Dutch designer Ulrich Schwanitz recently printed up the impossible, using a 3D printer to create the Penrose Triangle, a famous optical illusion.
The achievement created a little buzz in design circles, but since Schwanitz refused to reveal his design, admirers were left with just a few tantalizing screen shots. The Dutch dynamo did post a video of his Penrose Triangle being fabricated and made the object available on New York based Shapeways for $70 bucks.

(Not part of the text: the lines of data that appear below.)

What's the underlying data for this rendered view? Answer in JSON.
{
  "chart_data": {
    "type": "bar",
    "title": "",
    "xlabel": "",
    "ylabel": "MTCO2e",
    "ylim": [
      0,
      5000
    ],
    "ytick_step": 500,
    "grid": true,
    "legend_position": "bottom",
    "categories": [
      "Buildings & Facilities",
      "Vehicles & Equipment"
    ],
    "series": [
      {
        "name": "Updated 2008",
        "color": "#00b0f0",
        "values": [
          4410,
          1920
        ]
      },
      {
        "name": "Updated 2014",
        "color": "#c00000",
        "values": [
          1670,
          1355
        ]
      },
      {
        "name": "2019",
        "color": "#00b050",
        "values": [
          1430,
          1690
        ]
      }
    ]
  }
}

A few weeks later, a former Shapeways intern named Artur Tchoukanov watched the video and cracked the code on how to print the Penrose. He uploaded a set of instructions that would let anyone create the shape to Thingaverse, an open source site dedicated to 3D printing. Boing Boing reblogged the story and Cory Doctorow mistakenly credited Tchoukanov as the originator of the design.
Schwanitz, feeling his copyright had been infringed, posted a take down notice to Thingaverse, which complied. “For better or worse, we’ve hit a milestone in the history of digital fabrication,” Thingaverse and Makerbot founder Bre Pettis told Ars Technica.

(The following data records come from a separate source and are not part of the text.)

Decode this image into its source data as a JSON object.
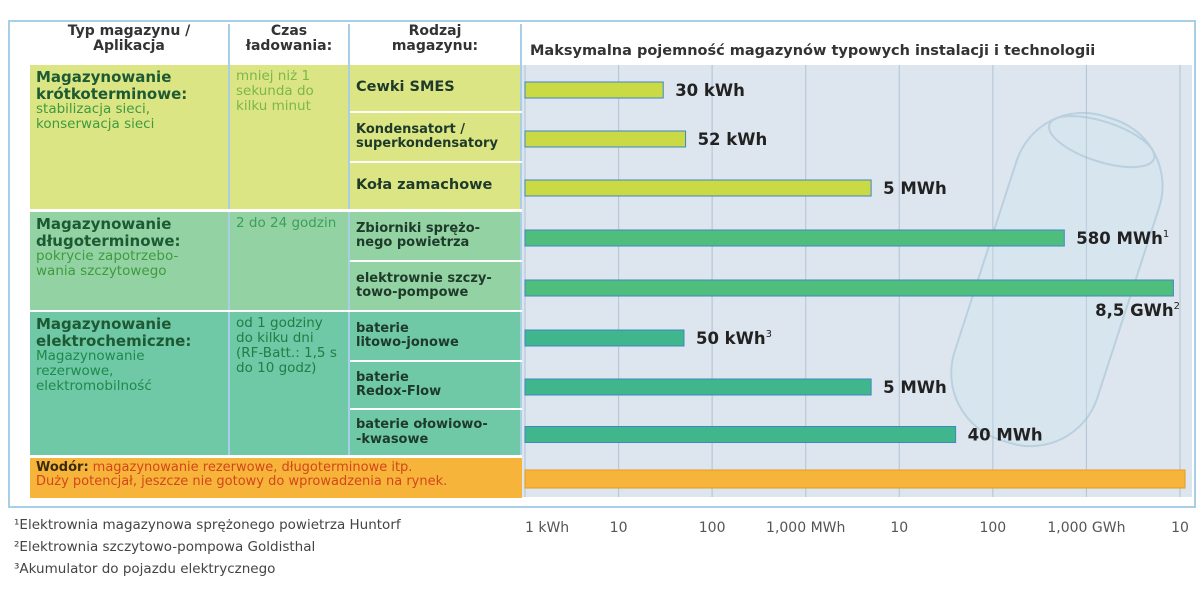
{
  "table": {
    "headers": [
      "Typ magazynu /\nAplikacja",
      "Czas\nładowania:",
      "Rodzaj\nmagazynu:"
    ],
    "groups": [
      {
        "title": "Magazynowanie krótkoterminowe:",
        "description": "stabilizacja sieci, konserwacja sieci",
        "charging_time": "mniej niż 1 sekunda do kilku minut",
        "color": "#dbe583"
      },
      {
        "title": "Magazynowanie długoterminowe:",
        "description": "pokrycie zapotrzebo-\nwania szczytowego",
        "charging_time": "2 do 24 godzin",
        "color": "#93d3a3"
      },
      {
        "title": "Magazynowanie elektrochemiczne:",
        "description": "Magazynowanie rezerwowe, elektromobilność",
        "charging_time": "od 1 godziny do kilku dni (RF-Batt.: 1,5 s do 10 godz)",
        "color": "#6fc8a6"
      }
    ],
    "hydrogen": {
      "title": "Wodór:",
      "lines": [
        "magazynowanie rezerwowe, długoterminowe itp.",
        "Duży potencjał, jeszcze nie gotowy do wprowadzenia na rynek."
      ]
    }
  },
  "chart_data": {
    "type": "bar",
    "orientation": "horizontal",
    "title": "Maksymalna pojemność magazynów typowych instalacji i technologii",
    "categories": [
      "Cewki SMES",
      "Kondensatort /\nsuperkondensatory",
      "Koła zamachowe",
      "Zbiorniki sprężo-\nnego powietrza",
      "elektrownie szczy-\ntowo-pompowe",
      "baterie\nlitowo-jonowe",
      "baterie\nRedox-Flow",
      "baterie ołowiowo-\n-kwasowe"
    ],
    "values": [
      30,
      52,
      5000,
      580000,
      8500000,
      50,
      5000,
      40000
    ],
    "value_labels": [
      "30 kWh",
      "52 kWh",
      "5 MWh",
      "580 MWh",
      "8,5 GWh",
      "50 kWh",
      "5 MWh",
      "40 MWh"
    ],
    "value_label_refs": [
      null,
      null,
      null,
      "1",
      "2",
      "3",
      null,
      null
    ],
    "colors": [
      "#c9da45",
      "#c9da45",
      "#c9da45",
      "#4fbd7c",
      "#4fbd7c",
      "#3fb68c",
      "#3fb68c",
      "#3fb68c"
    ],
    "xlim": [
      1,
      10000000
    ],
    "log_scale": true,
    "xticks": [
      {
        "value": 1,
        "label": "1 kWh"
      },
      10,
      100,
      {
        "value": 1000,
        "label": "1,000  MWh"
      },
      {
        "value": 10000,
        "label": "10"
      },
      {
        "value": 100000,
        "label": "100"
      },
      {
        "value": 1000000,
        "label": "1,000  GWh"
      },
      {
        "value": 10000000,
        "label": "10"
      }
    ],
    "grid": true
  },
  "footnotes": [
    "¹Elektrownia magazynowa sprężonego powietrza Huntorf",
    "²Elektrownia szczytowo-pompowa Goldisthal",
    "³Akumulator do pojazdu elektrycznego"
  ]
}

A weekend of back and forth sniping ensued. It wasn’t just the fact that this was a community typically committed to sharing ideas. It was also the first time such a legal threat had been leveled at this sort of DIY 3D printing.
“We have of course seen precedents with music, game and movies being pirated and shared, but the relatively small size of the community make this a little more intimate. The fact that this is being played out between two or three people, but watched by many more, who are all passionately involved in pushing design forward with 3D printing may have fueled this to move into a awkward position incredibly quickly, all unfolding within two weeks.” wrote the folks at Shapeways. “It has raised serious issues that we need to discuss as a community to ensure the vibrancy and innovation is not crippled by legal interference.”